My paper academic records are not a reflection of my intelligence or willingness to work. They are a reflection of my circumstances at the time.

The period during which these records were being forged was one of deep personal turmoil and pain for me, and for those who surrounded me.

My father had been diagnosed as having Parkinson’s disease several years before. My mother was living far away in Montana. The disease had advanced very quickly, and had taken him to the point where he was nearly incapable of leading a normal life. He volunteered to be one of six people in the country to go under the knife for experimental brain surgery that would possibly provide him with a few more years of functionality. He has, unfortunately, steadily degraded over the last several years despite this augmentation of his brain functions.

There was a bitter divorce during the fall of my junior year. One more bit of wind added to the torrent.

At the same time, I was in the middle of a full-blown rebellion against almost all of the things I found around me in the world. I was trying to discover myself—and survive perhaps—by exploring the world in dangerous ways. All of it, not just the good part.

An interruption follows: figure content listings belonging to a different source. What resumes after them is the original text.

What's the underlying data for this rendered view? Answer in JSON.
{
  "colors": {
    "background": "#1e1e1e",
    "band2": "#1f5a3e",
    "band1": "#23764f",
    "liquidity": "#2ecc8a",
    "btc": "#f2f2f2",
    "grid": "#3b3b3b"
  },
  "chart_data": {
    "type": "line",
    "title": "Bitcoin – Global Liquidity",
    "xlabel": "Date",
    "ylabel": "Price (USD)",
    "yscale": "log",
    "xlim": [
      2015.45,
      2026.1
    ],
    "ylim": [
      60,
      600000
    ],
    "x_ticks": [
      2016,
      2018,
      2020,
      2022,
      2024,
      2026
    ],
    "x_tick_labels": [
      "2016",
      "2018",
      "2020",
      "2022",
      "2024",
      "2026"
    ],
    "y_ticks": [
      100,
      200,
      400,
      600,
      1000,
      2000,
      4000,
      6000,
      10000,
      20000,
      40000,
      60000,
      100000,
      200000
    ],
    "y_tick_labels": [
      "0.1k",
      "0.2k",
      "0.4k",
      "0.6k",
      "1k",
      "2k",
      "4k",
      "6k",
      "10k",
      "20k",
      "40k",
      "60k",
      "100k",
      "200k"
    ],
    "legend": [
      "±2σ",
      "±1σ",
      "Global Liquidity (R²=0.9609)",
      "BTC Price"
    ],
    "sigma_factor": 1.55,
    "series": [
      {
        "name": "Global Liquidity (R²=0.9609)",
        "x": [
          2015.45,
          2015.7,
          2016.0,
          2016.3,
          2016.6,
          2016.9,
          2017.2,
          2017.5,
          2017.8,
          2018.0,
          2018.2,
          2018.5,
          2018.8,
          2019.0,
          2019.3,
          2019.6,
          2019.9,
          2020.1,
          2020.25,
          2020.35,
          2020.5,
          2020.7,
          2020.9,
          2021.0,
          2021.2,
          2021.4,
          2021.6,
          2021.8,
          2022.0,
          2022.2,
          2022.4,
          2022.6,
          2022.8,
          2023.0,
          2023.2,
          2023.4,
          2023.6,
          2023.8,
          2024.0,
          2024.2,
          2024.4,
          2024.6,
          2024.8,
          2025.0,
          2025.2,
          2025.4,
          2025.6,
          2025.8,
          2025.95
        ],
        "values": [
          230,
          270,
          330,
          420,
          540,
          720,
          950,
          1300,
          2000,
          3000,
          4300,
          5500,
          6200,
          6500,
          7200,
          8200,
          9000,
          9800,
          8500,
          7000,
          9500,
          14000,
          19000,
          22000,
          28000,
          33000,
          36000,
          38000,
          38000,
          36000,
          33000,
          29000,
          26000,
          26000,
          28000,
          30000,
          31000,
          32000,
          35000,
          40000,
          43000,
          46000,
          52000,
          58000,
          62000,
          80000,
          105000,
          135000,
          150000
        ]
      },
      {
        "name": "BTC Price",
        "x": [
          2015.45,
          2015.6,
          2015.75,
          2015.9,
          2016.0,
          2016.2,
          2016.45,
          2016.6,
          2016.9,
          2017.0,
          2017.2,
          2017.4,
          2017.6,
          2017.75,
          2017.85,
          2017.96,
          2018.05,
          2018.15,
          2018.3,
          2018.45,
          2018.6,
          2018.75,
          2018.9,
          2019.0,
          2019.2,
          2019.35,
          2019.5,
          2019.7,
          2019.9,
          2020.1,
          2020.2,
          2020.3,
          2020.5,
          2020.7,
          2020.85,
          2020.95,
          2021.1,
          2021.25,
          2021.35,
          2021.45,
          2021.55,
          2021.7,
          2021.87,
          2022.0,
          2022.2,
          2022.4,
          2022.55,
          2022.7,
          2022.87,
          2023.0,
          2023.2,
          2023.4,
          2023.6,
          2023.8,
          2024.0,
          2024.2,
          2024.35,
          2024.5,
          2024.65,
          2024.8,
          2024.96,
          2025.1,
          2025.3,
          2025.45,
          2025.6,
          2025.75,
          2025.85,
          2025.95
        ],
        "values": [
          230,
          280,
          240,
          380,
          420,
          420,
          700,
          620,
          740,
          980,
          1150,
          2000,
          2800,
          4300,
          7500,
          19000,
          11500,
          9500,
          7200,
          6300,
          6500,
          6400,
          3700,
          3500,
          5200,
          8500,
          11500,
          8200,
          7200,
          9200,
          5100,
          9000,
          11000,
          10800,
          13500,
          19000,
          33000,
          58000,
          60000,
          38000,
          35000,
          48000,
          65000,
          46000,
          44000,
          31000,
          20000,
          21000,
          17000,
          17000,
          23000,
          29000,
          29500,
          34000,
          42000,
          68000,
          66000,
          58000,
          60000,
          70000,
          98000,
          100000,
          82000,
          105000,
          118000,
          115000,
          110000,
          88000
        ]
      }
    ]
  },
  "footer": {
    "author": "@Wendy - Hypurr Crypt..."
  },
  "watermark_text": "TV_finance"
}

I started experimenting with drugs, and became involved with a gang in a nearby town. My attitude about the level of performance in school was altered for the worse, and dramatically so. I was challenging everything I knew and thought and was told. This may have been made easier for me because I was something of a social outcast, taking on the overwhelmingly Mormon and sometimes oppressive and conformist atmosphere of my school and town. I got in a lot of fights about religion and authority.